Ary Raghiant Neto ingressou no tribunal em 8 de novembro de 2022, diretamente no cargo de desembargador pela vaga do Quinto Constitucional destinada à advocacia. Atualmente ele integra a 1ª Seção Cível, preside a 2ª Câmara Cível e também compõe o Tribunal Pleno. Durante a passagem pela Corte, atuou ainda na Seção Especial Cível e na 3ª Seção Cível, que presidiu entre 2023 e 2024.

Em manifestação sobre a decisão, o magistrado afirmou que deixará o Judiciário para retomar a carreira na advocacia, área onde iniciou sua trajetória profissional. Segundo ele, a experiência no Tribunal foi marcada por aprendizado e pela compreensão do papel da magistratura na sociedade.

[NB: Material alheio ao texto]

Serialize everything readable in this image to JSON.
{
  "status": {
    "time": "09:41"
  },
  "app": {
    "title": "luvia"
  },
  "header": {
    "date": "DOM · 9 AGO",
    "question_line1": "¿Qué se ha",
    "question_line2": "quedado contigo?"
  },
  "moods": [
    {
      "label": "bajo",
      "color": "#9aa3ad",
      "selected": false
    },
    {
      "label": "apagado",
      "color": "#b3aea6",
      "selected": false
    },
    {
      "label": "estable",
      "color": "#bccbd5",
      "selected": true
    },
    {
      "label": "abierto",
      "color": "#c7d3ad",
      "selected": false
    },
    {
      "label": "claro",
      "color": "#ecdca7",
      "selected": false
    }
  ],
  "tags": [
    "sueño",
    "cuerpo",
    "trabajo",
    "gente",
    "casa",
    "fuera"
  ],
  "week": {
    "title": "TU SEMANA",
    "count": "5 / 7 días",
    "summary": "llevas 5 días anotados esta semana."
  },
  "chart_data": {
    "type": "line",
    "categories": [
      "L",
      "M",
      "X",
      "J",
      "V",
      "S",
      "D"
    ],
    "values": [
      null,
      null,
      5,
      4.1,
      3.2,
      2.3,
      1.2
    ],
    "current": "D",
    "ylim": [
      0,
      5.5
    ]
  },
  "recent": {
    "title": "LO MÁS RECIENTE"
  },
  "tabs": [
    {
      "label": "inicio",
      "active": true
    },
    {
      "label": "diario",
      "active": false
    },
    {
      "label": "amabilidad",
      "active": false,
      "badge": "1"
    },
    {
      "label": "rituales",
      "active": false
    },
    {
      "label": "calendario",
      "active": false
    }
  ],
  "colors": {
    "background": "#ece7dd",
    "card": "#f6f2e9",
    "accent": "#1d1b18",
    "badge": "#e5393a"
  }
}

Durante o período no TJMS (Tribunal de Justiça de Mato Grosso do Sul), Ary Raghiant Neto julgou 10.608 processos como relator. Desse total, foram 8.686 julgamentos colegiados, 1.922 decisões monocráticas e 2.809 despachos. O magistrado também registrou índice de distribuição de 101% e atualmente possui acervo de 435 processos.

Além da atividade jurisdicional, Raghiant foi designado em março de 2023 como representante do tribunal junto ao CNJ (Conselho Nacional de Justiça) e integrou, como representante do Tribunal Pleno, a comissão organizadora do 33º e do 34º concursos para juiz substituto da Corte, este último ainda em andamento.

Com a saída, a vaga ocupada pelo desembargador, vinculada ao Quinto Constitucional da advocacia, será destinada a advogados com mais de 10 anos de carreira, notório saber jurídico e reputação ilibada. O posto deverá seguir o procedimento legal para escolha de um novo integrante do tribunal após 27 de março.